Republican News · Thursday 17 June 1999

[An Phoblacht]

Loyalist supremacy complex

by Padraig MacDabhaid

Loyalists are attempting to up the ante in the run up to Drumcree by planning a ``long walk'' throughout the Six Counties.

The organisers are planning the march to leave Derry on Thursday 24 June and after making its way through Limavady, Coleraine, Ballymoney, Ballymena, Antrim, Lisburn and Lurgan arrive in Portadown in time for the participants to take part in Drumcree march on 4 July.

nouncing plans for the long march at a press conference on Wednesday, 16 June, organisers' spokesperson Jonathan Bell said: ``No one should be offended if the march passes through nationalist areas''.

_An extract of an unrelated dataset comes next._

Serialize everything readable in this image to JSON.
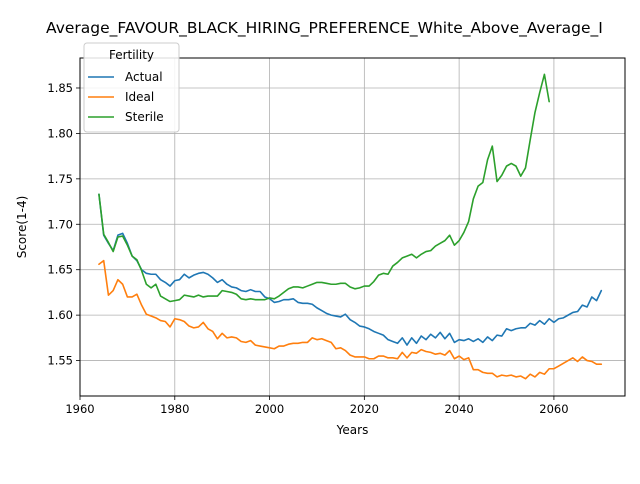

He added that the march intended to draw intention to the ``forgotten victims of republican violence''.

That DUP Assembly member Paul Berry who recently, ``threatened'' that Orangemen would walk the Garvaghy Road no matter what is a clear message that this march has more to do with unionist supremacy than civil rights.

The proposed route for the march, which will also link up with feeder parades, highlights the insensitivity of the organisers.

Their proposed route will take them through Greysteel, the site of the 1993 Rising Sun bar massacre in which the UDA killed seven people and wounded 13.

The marchers will then go through Coleraine and Limavady in order to reach Ballymoney, the site of last year's murder by loyalists of the three Quinn children. Feeder marches are also intended to pass through the mainly nationalist villages of Bellaghy and Dunloy.

The march will then move through Antrim, a town in which nationalists and Catholics have suffered from increasing loyalist violence in the last year.

Then on to Crumlin, where loyalists murdered Ciaran Heffron after a DUP rally in Antrim and recently has seen pipe bomb attacks on nationalist owned pubs.

The marchers also intend to pass through Lurgan, where loyalists killed Rosemary Nelson.

``They are trying to intimidate nationalists and Catholics in vulnerable areas and are trying to make nationalists, who have the right under the Good Friday Agreement to live free from sectarian harassment, lie down under loyalist triumphalism'', said Sinn Fein's Eoin O'Broin .

The `long walk committee', consisting of 80 members drawn from a variety of Protestant, unionist and loyalist groupings, have issued an invitation ``to all sections of the Protestant and unionist population of Northern Ireland who through no fault of their own have become directly or indirectly the innocent victims of the past 30 years of terrorism''. This comes despite a plea from the General Assembly of the Presbyterian Church to call off the march.

DUP Assembly member Gregory Campbell has rubbished the Church's plea, saying ``as I go about Northern Ireland, I find ordinary rank and file Protestants who, be they nominal or active churchgoers, are saying that the things that they hear from some of their pulpits does not represent what they believe''.

The Parades Commission has started to canvass for public opinion on the march and is expected to make a decision today, Thursday 17 June.